My loathing of Kevin rose with each encounter. I despised everything he stood for ? vegetarianism, natural fibres, environmental awareness, collective ownership of everything… Kevin said he was a teacher. I scoffed, but really, what kind of teacher could he be? He couldn’t even train a sheep not to poop indoors. And, speaking of Sisyphus, I couldn’t help wonder if the bleating bugger was their first child. Or maybe the imminent baby would turn out to be the son of Sisyphus? The thought of Kevin’s face when Shana pumped out a black lamb gave me wicked pleasure.

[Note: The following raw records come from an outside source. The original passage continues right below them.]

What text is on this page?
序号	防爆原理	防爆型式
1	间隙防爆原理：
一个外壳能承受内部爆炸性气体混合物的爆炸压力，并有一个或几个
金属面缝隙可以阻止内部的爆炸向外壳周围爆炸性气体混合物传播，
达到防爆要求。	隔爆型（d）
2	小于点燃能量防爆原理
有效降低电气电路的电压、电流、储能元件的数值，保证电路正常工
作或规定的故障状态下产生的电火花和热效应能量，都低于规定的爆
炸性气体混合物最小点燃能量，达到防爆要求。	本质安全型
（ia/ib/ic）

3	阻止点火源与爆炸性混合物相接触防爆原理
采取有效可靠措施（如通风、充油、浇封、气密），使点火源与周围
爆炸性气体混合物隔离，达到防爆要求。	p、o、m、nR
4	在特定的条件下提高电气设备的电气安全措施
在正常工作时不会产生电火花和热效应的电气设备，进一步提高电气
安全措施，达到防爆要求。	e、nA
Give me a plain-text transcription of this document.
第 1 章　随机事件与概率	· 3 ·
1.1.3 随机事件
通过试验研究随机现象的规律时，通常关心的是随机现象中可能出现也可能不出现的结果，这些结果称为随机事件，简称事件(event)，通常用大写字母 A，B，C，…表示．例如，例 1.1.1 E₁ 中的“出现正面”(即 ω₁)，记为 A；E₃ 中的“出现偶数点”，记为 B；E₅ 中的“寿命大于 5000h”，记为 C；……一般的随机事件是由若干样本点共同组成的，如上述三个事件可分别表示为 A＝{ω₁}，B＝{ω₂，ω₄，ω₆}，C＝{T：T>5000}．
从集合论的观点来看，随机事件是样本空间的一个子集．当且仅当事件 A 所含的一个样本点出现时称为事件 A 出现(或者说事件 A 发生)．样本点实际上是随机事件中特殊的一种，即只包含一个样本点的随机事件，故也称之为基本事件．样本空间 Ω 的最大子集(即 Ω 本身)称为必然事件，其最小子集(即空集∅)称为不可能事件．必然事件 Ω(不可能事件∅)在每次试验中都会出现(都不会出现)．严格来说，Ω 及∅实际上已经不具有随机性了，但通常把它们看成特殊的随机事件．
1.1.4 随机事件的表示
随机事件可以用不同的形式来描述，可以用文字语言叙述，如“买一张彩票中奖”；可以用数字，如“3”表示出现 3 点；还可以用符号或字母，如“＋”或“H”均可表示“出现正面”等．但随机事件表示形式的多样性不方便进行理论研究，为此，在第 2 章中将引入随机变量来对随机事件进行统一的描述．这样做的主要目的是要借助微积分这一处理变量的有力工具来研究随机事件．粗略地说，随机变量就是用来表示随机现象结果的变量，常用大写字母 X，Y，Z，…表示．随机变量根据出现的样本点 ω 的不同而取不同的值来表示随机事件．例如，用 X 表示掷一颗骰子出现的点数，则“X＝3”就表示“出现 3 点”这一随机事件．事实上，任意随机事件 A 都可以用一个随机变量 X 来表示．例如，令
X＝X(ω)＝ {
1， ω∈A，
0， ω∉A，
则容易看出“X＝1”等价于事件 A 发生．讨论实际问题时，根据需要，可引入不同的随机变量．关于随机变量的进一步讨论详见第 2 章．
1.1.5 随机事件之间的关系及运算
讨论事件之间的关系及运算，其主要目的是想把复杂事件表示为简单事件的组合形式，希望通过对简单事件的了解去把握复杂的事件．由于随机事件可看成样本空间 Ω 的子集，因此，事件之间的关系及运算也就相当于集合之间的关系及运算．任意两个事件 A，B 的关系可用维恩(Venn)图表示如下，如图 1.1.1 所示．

Of course, this vengeful fury was frightfully unfair of me. Kevin was only trying his best to make his wife and child happy. He gave the venture everything. He wanted Shana to give birth at home, but the doctor would have none of that. (At that time, home-birthing was regarded as tantamount to home surgery.)
Kevin read and read and read. By the time Kevin and Shana arrived to give birth at the hospital in the nearby town of Blayney, it’s arguable he knew more than the midwife.
He was ready and humming.
Everything seemed to be going well, but as soon as Shana began her contractions in earnest, it all proved too much.
Kevin fainted, whacking his head on the bedpost.
The baby was born healthy and distinctly un-sheeplike. Shana was the prettiest, grubbiest mother in the district. And Kevin’s head, full as it was with birthing know-how, mended with only a small scar on his forehead.
The encounters with the hippies left me with an irrational but enduring disdain for their culture. In my embracement of Greek mythology, and in Kevin’s submergence into birthing science, Buddha, organic diets and sheep psychology, I had learned a lesson.
Too much knowledge can be a useless thing.”